Eddie Jones: Australia repeat England decline at warp speed as Wallabies face World Cup wipeout

Players crying on the field, the boss threatening to walk out of the post-match press conference — and Australia are not even out of the Rugby World Cup yet.

Wales were chorusing Hymns and Arias long into the Lyon air on Sunday night, after a record thrashing of Australia that left head coach Eddie Jones saying his prayers on his Wallabies future.

Whether Jones would be asking for divine intervention to keep him in his current role or throw up a convenient avenue to tiptoe to Japan after the World Cup remains to be seen.

Jones insisted his commitment remains with Australia, fending off interrogation over reports of talks with Japan bosses on becoming their head coach after this tournament.

The cold truth will hurt the former England boss, however, and that reality is that his Australia are a “shambles” — his own word. Jones insisted it only looks like Australia are a shambles. In this case, looks are not deceiving.

Rob Valetini was in tears on the field at full-time and had to be consoled by similarly shell-shocked team-mates.

Eddie Jones is facing calls to be sacked after Australia’s humiliating World Cup campaign (Getty Images)

Wales became the first team to reach the World Cup quarter-finals with their comprehensive dismantling of Jones’s rabble, taking total control of Pool C.

Australia’s earliest World Cup exit will be confirmed just as soon as Fiji secure five more match points. With Georgia and Portugal left to play, the Pacific Islanders are surely headed for knockout rugby.

The Wallabies are a goner — and Jones should be, too. The 63-year-old seduced RFU bosses into three years too many in the England hotseat. Now, though, it should be death by 1,000 quotes for the silver-tongued head coach.

Jones is contracted until after the 2027 World Cup, which Australia will host. He has been clear about blooding a glut of youngsters in France, with one eye on claiming the ultimate prize on home soil in four years’ time. But then he also said Australia would win both this World Cup and the next.

To watch Australia unravel now is to see Jones’s last three years as England boss condensed into seven months

On Sunday night, he qualified that as merely claiming he wanted to win both competitions. The difference is palpable and will feed into a crazed set-up that has had players wearing thousand-yard stares from the moment they arrived in France.

To watch Australia unravel now is to see Jones’s last three years as England boss condensed into seven months. He enjoyed four fruitful years with England, culminating in a World Cup Final in 2019. What followed proved a slide from one unmitigated disaster to the next, ending in his December sacking.

Australia have suffered a similar fate, only fast-forwarded in a stunning collapse, with seven defeats in eight matches since Jones took charge in January. The Wallabies could be dumped out of the tournament without another kick of the ball.
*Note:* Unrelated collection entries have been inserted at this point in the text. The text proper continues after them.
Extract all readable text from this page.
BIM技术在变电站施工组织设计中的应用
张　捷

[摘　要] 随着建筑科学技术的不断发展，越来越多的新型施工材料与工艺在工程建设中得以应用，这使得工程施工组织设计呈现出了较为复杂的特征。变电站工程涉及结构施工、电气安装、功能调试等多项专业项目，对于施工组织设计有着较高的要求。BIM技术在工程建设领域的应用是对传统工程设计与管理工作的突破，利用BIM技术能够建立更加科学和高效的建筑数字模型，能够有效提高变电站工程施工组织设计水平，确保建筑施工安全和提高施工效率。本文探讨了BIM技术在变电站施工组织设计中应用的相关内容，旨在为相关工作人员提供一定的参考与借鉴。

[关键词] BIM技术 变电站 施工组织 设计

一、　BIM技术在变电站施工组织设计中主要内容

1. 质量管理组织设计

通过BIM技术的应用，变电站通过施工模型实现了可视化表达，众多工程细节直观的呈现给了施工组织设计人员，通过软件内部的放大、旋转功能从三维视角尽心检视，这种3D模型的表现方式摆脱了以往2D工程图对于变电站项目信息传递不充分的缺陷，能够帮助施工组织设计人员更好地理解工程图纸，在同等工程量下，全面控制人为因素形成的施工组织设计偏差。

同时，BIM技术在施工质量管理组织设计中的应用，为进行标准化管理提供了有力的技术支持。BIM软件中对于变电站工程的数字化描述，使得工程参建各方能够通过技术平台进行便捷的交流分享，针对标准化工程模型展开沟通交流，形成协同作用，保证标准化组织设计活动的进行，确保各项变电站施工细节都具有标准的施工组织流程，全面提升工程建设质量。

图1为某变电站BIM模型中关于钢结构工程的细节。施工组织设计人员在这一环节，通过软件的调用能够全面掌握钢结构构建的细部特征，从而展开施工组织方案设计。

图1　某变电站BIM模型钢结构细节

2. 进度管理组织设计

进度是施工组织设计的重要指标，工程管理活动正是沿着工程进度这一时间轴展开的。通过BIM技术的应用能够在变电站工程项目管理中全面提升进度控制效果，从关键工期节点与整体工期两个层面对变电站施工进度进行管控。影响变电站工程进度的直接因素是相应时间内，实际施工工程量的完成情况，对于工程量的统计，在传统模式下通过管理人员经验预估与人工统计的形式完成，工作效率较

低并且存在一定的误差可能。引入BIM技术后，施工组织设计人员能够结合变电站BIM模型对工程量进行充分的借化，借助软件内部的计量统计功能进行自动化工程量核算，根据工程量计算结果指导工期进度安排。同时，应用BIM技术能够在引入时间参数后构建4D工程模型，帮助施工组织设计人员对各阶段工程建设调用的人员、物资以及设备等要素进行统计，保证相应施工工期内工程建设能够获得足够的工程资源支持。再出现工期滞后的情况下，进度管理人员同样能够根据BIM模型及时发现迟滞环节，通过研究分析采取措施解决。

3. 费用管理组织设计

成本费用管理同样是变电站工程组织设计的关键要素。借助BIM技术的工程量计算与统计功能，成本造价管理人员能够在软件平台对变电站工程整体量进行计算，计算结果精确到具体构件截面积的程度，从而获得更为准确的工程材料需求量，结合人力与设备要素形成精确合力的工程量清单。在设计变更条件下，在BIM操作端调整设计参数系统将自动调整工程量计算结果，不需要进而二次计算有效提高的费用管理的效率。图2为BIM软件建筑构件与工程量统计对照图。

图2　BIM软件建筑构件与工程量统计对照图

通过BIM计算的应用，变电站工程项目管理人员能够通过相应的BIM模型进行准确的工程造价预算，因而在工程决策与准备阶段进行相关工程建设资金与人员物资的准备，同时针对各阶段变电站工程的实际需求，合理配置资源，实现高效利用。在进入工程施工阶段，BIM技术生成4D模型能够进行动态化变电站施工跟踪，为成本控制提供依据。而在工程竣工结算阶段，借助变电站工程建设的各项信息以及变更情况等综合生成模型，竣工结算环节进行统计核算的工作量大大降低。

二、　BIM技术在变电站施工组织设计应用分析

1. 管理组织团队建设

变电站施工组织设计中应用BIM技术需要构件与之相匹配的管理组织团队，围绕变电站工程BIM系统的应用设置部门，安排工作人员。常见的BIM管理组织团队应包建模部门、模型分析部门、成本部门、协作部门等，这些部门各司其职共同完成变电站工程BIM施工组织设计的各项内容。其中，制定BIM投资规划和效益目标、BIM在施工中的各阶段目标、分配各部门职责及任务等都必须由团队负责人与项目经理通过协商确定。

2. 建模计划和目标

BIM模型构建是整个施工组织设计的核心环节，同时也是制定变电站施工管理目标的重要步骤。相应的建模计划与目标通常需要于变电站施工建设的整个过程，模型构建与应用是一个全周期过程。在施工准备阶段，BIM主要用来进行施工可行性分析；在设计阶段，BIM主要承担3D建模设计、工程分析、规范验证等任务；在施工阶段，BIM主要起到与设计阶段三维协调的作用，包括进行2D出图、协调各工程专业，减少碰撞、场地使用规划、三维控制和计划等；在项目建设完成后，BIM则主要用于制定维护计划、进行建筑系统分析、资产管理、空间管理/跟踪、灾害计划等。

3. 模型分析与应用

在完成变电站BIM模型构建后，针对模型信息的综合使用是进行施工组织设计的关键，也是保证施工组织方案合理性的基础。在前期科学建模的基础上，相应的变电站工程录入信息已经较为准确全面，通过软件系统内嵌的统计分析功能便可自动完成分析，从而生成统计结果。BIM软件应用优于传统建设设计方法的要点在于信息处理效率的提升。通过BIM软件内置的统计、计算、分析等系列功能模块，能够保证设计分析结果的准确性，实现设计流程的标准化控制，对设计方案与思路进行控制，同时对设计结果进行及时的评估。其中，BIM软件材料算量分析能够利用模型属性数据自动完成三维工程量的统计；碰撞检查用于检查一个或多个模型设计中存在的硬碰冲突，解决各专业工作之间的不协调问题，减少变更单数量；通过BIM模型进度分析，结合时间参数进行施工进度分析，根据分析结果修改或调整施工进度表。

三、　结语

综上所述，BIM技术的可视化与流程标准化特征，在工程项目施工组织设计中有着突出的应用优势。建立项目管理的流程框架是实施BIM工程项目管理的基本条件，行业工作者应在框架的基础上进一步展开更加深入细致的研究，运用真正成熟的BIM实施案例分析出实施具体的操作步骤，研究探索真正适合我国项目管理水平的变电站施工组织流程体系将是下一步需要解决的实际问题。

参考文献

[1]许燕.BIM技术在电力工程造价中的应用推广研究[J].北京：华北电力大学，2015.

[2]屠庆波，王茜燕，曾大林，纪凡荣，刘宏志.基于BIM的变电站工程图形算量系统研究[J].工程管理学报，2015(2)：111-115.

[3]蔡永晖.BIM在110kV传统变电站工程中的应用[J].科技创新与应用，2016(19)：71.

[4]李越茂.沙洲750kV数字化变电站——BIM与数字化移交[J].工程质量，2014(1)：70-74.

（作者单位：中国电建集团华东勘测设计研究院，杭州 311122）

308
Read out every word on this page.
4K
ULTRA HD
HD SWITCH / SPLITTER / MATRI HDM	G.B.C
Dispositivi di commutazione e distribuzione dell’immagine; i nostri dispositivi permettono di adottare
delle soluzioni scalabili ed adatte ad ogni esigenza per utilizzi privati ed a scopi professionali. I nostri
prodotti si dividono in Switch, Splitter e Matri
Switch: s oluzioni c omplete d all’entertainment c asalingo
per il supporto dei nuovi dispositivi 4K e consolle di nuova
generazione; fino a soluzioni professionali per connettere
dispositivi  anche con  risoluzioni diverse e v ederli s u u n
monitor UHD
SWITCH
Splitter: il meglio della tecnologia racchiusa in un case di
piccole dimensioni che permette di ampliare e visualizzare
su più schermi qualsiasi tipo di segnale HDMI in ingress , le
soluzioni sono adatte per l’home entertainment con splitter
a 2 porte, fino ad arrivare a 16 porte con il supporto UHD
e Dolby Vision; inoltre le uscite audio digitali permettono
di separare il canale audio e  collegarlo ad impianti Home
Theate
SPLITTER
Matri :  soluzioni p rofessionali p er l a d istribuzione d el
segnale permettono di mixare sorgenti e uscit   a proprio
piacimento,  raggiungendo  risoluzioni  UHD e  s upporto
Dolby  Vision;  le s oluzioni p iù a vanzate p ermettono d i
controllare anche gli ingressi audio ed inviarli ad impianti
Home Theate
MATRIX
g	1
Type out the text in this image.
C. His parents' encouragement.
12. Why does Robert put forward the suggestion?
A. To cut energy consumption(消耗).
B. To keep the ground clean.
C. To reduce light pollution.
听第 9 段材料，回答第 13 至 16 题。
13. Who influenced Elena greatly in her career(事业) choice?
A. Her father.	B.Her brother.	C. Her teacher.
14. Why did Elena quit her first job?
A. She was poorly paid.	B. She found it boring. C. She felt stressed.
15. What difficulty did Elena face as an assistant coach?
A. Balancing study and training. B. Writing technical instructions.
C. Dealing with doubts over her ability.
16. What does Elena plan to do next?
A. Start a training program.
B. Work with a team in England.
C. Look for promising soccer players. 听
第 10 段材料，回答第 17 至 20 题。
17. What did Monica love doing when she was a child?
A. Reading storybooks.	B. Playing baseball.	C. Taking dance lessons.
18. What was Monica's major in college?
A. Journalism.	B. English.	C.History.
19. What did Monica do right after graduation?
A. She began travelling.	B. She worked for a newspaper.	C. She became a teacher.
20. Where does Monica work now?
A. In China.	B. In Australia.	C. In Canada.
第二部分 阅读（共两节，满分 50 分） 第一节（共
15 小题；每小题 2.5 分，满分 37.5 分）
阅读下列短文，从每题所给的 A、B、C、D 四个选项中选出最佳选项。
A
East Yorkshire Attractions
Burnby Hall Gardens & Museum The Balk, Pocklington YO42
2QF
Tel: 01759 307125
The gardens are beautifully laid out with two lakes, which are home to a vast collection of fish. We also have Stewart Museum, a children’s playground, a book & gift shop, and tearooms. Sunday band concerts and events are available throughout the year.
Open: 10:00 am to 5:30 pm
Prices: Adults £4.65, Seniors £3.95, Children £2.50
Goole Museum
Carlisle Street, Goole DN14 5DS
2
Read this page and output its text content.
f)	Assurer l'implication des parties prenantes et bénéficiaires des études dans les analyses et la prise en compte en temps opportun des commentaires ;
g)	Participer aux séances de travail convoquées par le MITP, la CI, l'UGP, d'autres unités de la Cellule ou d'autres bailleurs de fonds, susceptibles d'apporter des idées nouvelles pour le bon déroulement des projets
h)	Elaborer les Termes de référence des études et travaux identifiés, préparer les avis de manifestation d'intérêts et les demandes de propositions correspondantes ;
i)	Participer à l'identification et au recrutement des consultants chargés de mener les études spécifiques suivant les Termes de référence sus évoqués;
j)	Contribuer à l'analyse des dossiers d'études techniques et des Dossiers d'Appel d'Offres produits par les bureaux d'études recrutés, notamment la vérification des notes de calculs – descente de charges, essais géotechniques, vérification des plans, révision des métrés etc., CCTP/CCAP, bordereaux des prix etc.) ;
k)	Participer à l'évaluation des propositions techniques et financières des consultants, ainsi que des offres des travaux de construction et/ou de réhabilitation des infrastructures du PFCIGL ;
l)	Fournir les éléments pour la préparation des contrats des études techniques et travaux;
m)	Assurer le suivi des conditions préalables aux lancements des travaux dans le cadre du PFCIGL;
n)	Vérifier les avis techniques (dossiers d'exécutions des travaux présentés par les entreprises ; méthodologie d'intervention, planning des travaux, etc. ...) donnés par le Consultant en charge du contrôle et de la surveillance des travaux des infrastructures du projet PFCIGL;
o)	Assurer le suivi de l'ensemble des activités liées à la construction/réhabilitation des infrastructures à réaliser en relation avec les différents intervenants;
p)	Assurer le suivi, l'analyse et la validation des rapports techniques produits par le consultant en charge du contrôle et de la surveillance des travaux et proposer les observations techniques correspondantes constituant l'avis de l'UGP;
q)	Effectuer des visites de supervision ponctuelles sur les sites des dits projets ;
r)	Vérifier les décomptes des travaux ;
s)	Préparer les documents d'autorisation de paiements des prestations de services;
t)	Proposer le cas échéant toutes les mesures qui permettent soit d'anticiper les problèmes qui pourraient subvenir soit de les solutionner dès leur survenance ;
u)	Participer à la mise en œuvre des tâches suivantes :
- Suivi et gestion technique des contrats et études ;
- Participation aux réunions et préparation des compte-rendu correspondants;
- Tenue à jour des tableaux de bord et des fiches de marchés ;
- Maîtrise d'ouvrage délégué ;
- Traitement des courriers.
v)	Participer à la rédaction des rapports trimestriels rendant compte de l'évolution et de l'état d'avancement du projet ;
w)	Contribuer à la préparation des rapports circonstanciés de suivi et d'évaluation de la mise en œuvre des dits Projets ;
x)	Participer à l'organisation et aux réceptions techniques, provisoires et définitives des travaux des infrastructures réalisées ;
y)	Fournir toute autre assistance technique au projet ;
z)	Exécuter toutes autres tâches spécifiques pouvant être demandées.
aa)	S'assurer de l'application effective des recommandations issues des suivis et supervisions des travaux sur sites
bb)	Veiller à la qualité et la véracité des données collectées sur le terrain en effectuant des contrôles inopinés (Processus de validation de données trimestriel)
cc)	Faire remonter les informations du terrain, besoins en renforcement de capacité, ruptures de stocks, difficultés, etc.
Beat Georgia with a bonus point on Saturday, and Fiji will be through to the last eight.

There were tears from the Wallabies players after they were thrashed by Wales in Pool C (PA)

Australia’s final pool match is against Portugal on Sunday. If that becomes a dead rubber, then Jones ought to be a dead man walking. If he wants to keep the job, though, only a fool would bet against him pulling that off. Jones might have become the master salesman, but it is only right to question the product.

Nick Tompkins, Gareth Davies and Jac Morgan crossed; Dan Biggar landed one conversion before hobbling off, only for Gareth Anscombe to slot six penalties, a drop-goal and convert a try.

So, England should face Wales or Fiji in the quarter-finals, avoiding a Jones reunion circus. That particular sideshow will shortly be packed up and sent home.